Yevhen Kushnaryov

Yevhen Petrovych Kushnaryov (Ukrainian: Євген Петрович Кушнарьов, Jevhen Petrovyč Kušnar'ov) (January 29, 1951 – January 17, 2007) was Ukrainian politician. Kushnaryov was considered one of the chief ideologues of the Party of Regions and a key ally of Prime Minister Viktor Yanukovych.

Yevhen Kushnaryov
Євген Кушнарьов
Member of the Verkhovna Rada
In office
25 May 2006  17 January 2007
Chairman of the Kharkiv Oblast Council
In office
26 November 2004  27 January 2005
Preceded byOleksiy Kolesnyk
Succeeded byOleh Shapovalov
3rd Governor of Kharkiv Oblast
In office
27 October 2000  17 December 2004
Preceded byOleh Dyomin
Succeeded byStepan Maselsky
Head of the Presidential Administration
In office
20 December 1996  23 November 1998
Preceded byDmytro Tabachnyk
Succeeded byMykola Biloblotskyi
1st Mayor of Kharkiv
In office
15 May 1990  April 1996
Succeeded byMykhaylo Pylypchuk
Member of the Verkhovna Rada
In office
15 May 1990  10 May 1994
Personal details
Born(1951-01-29)January 29, 1951
Kharkiv, Ukrainian SSR, Soviet Union
DiedJanuary 17, 2007(2007-01-17) (aged 55)
Izium, Ukraine

Early life

Yevhen Kushnaryov was born in Kharkiv to migrants from Russia in 1951.[1] He graduated from the Kharkiv Engineering-Construction Institute in 1973, and for several years thereafter worked at a local factory of concrete and steel manufacturing.[1]

Political career

Kushnaryov became a member of the Communist Party in 1981. In 1989, during the Glasnost era, he joined the pro-democracy movement in the Ukrainian SSR. In 1990 Kushnaryov was elected to both the Kharkiv city council and the Verkhovna Rada, where he took part in formulating the fledgling country's constitution, and in 1994 he became mayor of the city of Kharkiv.[1]

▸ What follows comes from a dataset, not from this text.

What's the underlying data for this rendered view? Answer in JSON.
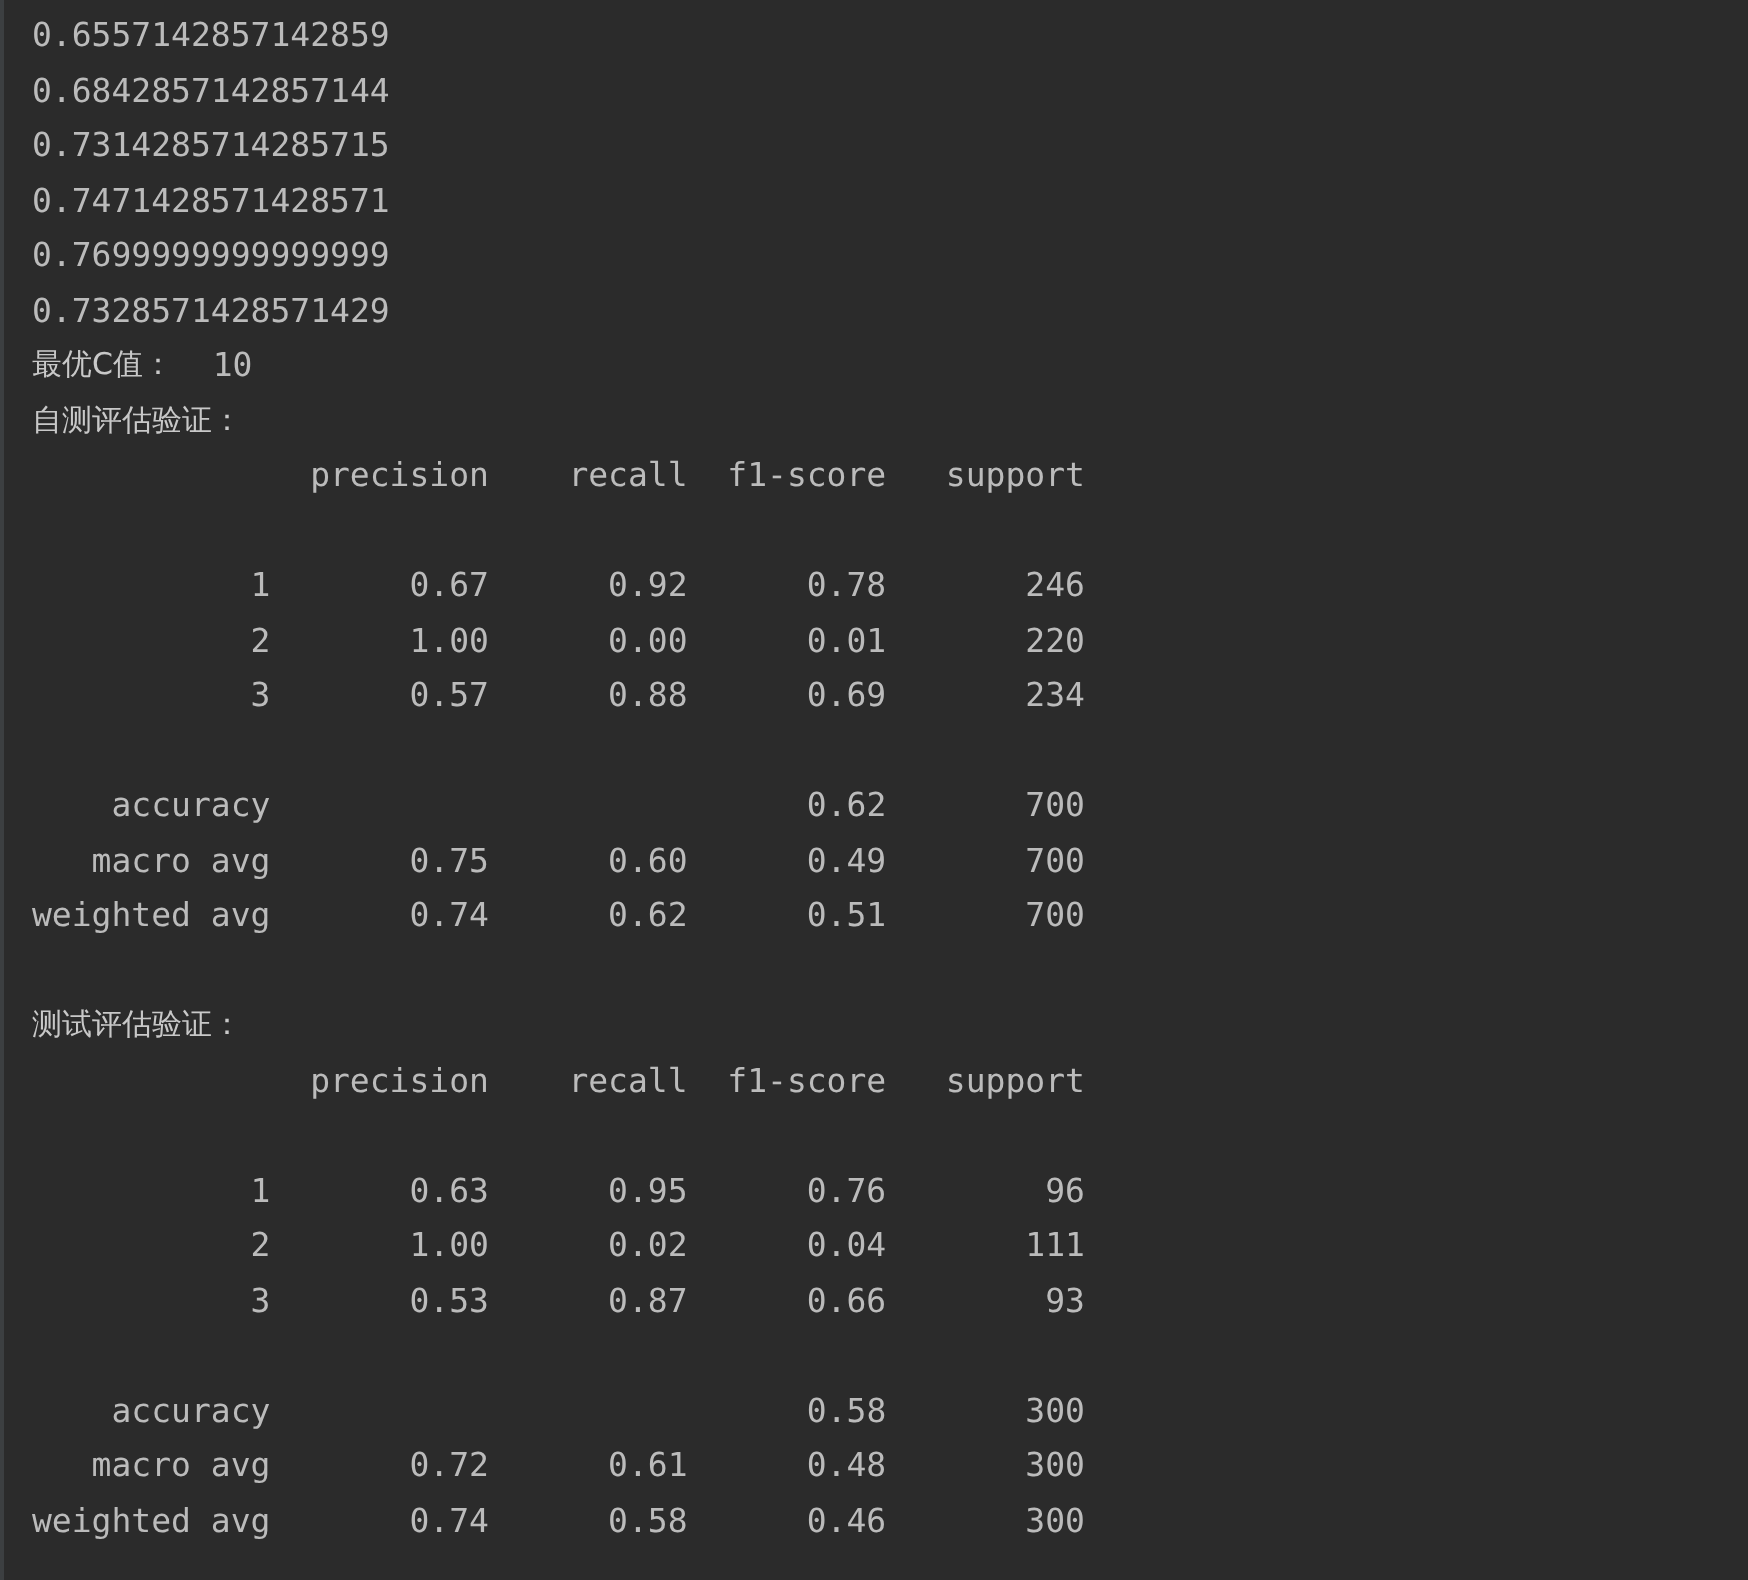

Afterwards, Kushnaryov served as Leonid Kuchma's chief of staff from 1996 to 1998, and as governor of the Kharkiv Oblast from 2000 to 2004.

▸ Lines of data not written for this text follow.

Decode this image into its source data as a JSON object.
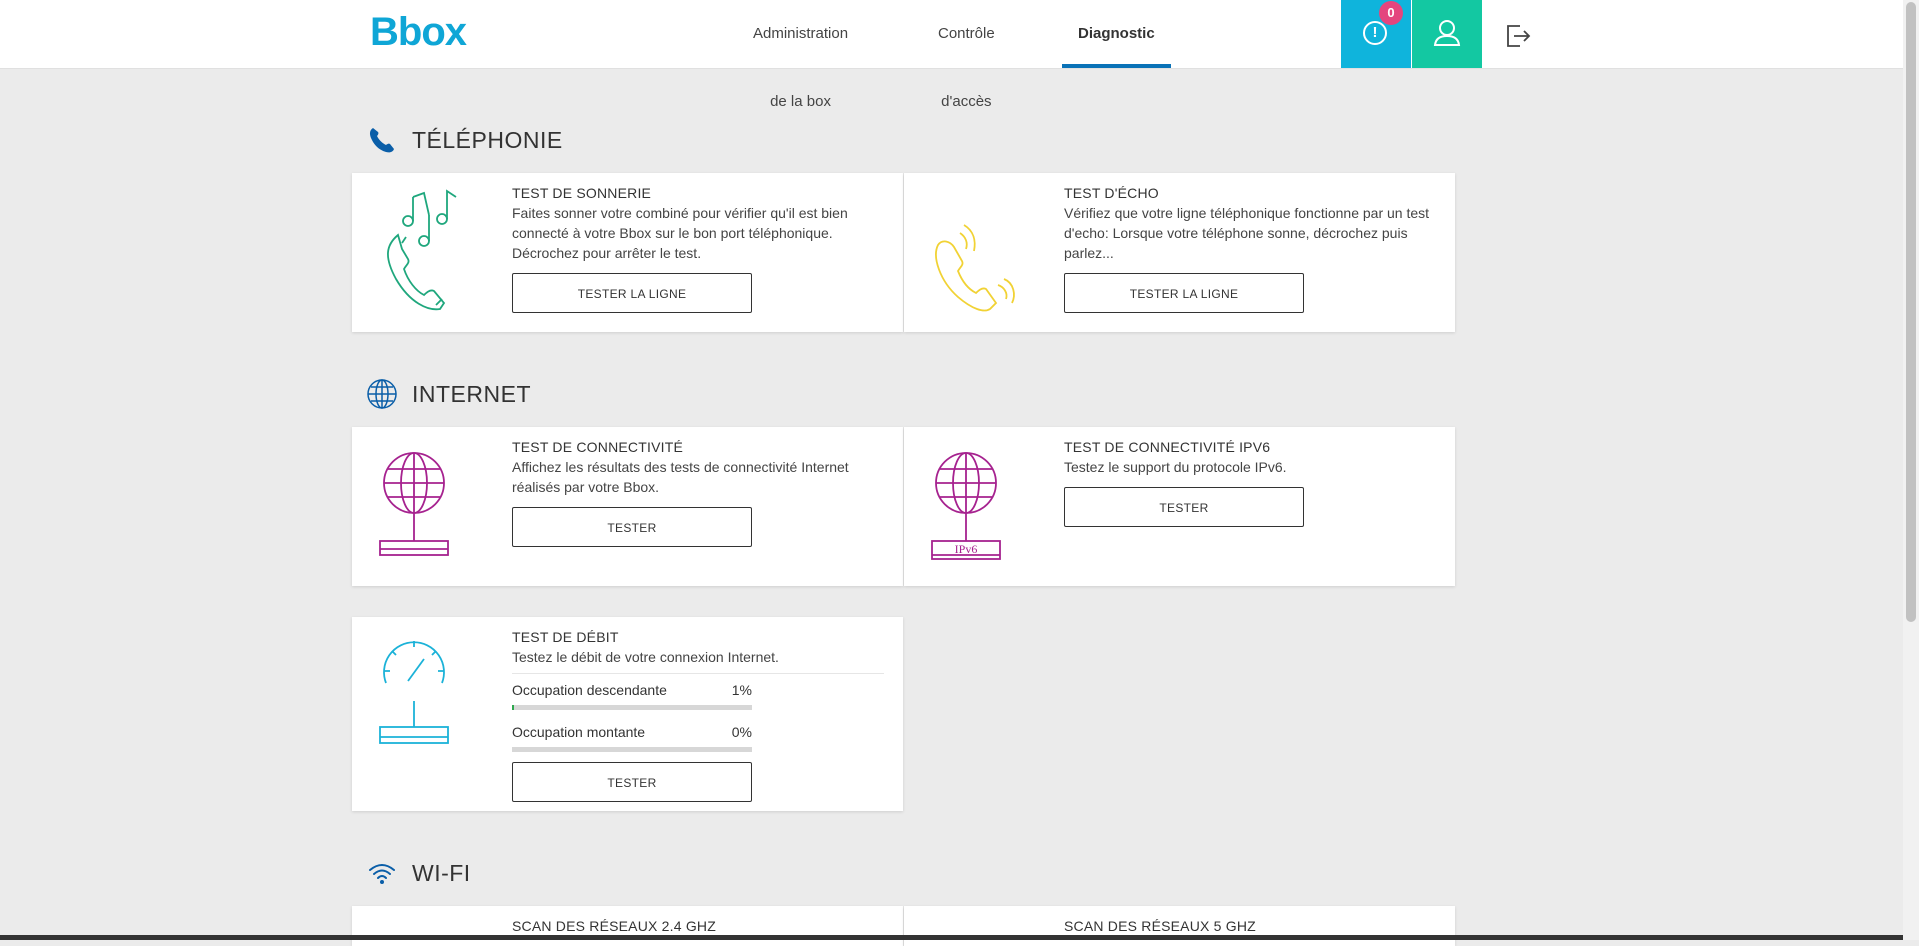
{
  "header": {
    "logo": "Bbox",
    "nav": [
      {
        "label": "Administration de la box",
        "active": false
      },
      {
        "label": "Contrôle d'accès",
        "active": false
      },
      {
        "label": "Diagnostic",
        "active": true
      }
    ],
    "alert_count": "0",
    "alert_symbol": "!"
  },
  "colors": {
    "accent": "#0a72b7",
    "alert_bg": "#0fb4dc",
    "user_bg": "#13c8a2",
    "badge": "#e4457e",
    "telephony_green": "#1fa77d",
    "telephony_yellow": "#f1d234",
    "internet_purple": "#a6228f",
    "speed_blue": "#1bb2d8"
  },
  "sections": {
    "telephony": {
      "title": "TÉLÉPHONIE",
      "cards": [
        {
          "title": "TEST DE SONNERIE",
          "desc": "Faites sonner votre combiné pour vérifier qu'il est bien connecté à votre Bbox sur le bon port téléphonique. Décrochez pour arrêter le test.",
          "button": "TESTER LA LIGNE"
        },
        {
          "title": "TEST D'ÉCHO",
          "desc": "Vérifiez que votre ligne téléphonique fonctionne par un test d'echo: Lorsque votre téléphone sonne, décrochez puis parlez...",
          "button": "TESTER LA LIGNE"
        }
      ]
    },
    "internet": {
      "title": "INTERNET",
      "cards": [
        {
          "title": "TEST DE CONNECTIVITÉ",
          "desc": "Affichez les résultats des tests de connectivité Internet réalisés par votre Bbox.",
          "button": "TESTER"
        },
        {
          "title": "TEST DE CONNECTIVITÉ IPV6",
          "desc": "Testez le support du protocole IPv6.",
          "button": "TESTER",
          "illus_label": "IPv6"
        },
        {
          "title": "TEST DE DÉBIT",
          "desc": "Testez le débit de votre connexion Internet.",
          "down_label": "Occupation descendante",
          "down_value": "1%",
          "down_fraction": 0.01,
          "up_label": "Occupation montante",
          "up_value": "0%",
          "up_fraction": 0,
          "button": "TESTER"
        }
      ]
    },
    "wifi": {
      "title": "WI-FI",
      "cards": [
        {
          "title": "SCAN DES RÉSEAUX 2.4 GHZ"
        },
        {
          "title": "SCAN DES RÉSEAUX 5 GHZ"
        }
      ]
    }
  },
  "icons": [
    "phone-icon",
    "globe-icon",
    "wifi-icon",
    "user-icon",
    "logout-icon",
    "alert-icon"
  ]
}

During the election crisis of 2004, Kushnaryov agitated for the creation of an independent southeastern Ukrainian state in the case of Viktor Yushchenko's victory. This caused him to be arrested on charges of separatism, that were eventually dropped. Following the Orange Revolution, Kushnaryov joined Viktor Yanukovych's Party of Regions and in 2006 he was elected to the Verkhovna Rada on the Party of Regions ticket.

Kushnaryov quickly became one of the leaders of the party along with Yanukovych and Rinat Akhmetov. Considered by many to be among the party's main ideologues, Kushnaryov could be frequently seen on television debating public policy.[2] In 2005 he published a book (Red Horse: Notes of a Counterrevolutionary) denouncing the Orange Revolution.[3]

Death and remembrance

On January 15, 2007, Kushnaryov was accidentally shot in the liver while hunting with a group of friends and colleagues, and died two days later in a hospital in Izium. A two-day period of mourning was declared in Kharkiv over the death of the former governor.[4][5] Yevhen Kushnaryov was survived by his wife, two children, and two grandchildren.[1]

In October 2008 a monument to honour Kushnaryov was unveiled in Kharkiv.[6] The Yevgeny Kushnaryov Foundation for Democracy Initiatives Support was founded in October 2007. The goal of the organisation is "to pursue with the ideas that mattered to him".[7]

Honors and Distinctions

Trivia

  • Although his Ukrainian name was Yevhen (Євген), Kushnaryov personally preferred to use the Russified form Yevheniy (Євгеній) when writing in Ukrainian.[8]